Ben lungi dall’aver esaurito gli spunti d’indagine, il grande movimento della Resistenza italiana è tornato, come ogni anno, a far parlare di sé in occasione della festa della Liberazione da poco trascorsa. Nell’immaginario collettivo l’immagine del partigiano è molto chiara: un uomo del popolo, armato, nascosto nella boscaglia insieme ad altri uomini come lui, impegnato in azioni di guerriglia e sabotaggio. Rossella Pace, ricercatrice dell'Università di Roma ‘La Sapienza’, parla di un’altra Resistenza, meno conosciuta forse ma ugualmente decisiva, quella delle donne e dei liberali e lo fa pubblicando le memorie di Cristina Casana (1914 - 1992) nel volume ‘Una vita tranquilla. La Resistenza liberale nelle memorie di Cristina Casana’ (ed.
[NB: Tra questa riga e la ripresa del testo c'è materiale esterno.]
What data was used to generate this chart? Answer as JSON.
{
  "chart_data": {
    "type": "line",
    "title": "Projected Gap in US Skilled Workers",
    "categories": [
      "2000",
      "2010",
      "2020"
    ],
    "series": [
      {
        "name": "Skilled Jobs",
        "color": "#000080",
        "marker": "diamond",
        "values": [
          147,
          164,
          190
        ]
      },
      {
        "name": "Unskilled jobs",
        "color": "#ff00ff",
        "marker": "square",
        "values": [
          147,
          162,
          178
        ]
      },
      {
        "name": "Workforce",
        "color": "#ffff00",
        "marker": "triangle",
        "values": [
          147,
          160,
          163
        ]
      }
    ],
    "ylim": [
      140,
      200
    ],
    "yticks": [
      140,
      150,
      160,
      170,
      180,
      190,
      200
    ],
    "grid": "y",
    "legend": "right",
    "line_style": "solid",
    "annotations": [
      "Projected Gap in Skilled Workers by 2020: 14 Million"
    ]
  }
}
Rubbettino). Cristina Casana e la sua famiglia fino agli anni ‘40 vivevano quella che molti definirebbero una ‘vita tranquilla’, fatta di impegni mondani tra il salotto romano della nonna Lavinia Taverna, la casa di Torino e la villa brianzola di Novedrate, fino a quando nel 1938 il quadro europeo mutò drasticamente. I rampolli di quella nobile famiglia lombarda – Cristina e il fratello Rinaldo – fecero della loro villa la base della Organizzazione Franchi, un gruppo di partigiani badogliani, di fede politica monarchica, liberale e antifascista, nonché la sede di una radio clandestina gestita da Ernesto Balbo di Vinadio dalla quale venivano trasmessi i messaggi cifrati inviati da Radio Londra ai partigiani. Molte operazioni di sabotaggio della Resistenza partirono da qui. Come scrive la professoressa Giovanna Motta nella prefazione al volume, sottolineando il poco spazio finora concesso alla narrazione di una Resistenza ‘disarmata e ‘civile’, in cui anche le donne fiancheggiavano le bande armate offrendo loro supporto logistico, grazie a questa pubblicazione possiamo scoprire “la formazione di una rete di solidarietà operativa tra alcune grandi famiglie della nobiltà italiana a difesa della dignità e della libertà nazionale nel tragico periodo successivo all'8 settembre 1943. Così come emerge il ruolo di primaria importanza svolto, in questa rete, da alcune vigorose figure femminili, che mettevano a frutto una tradizione di raffinata formazione culturale e di impegno sociale facendosi parte dirigente di un'Italia allora appena in embrione, che si sarebbe realizzata, grazie anche finalmente al pieno apporto della parte femminile della società, nella nuova democrazia del dopoguerra”.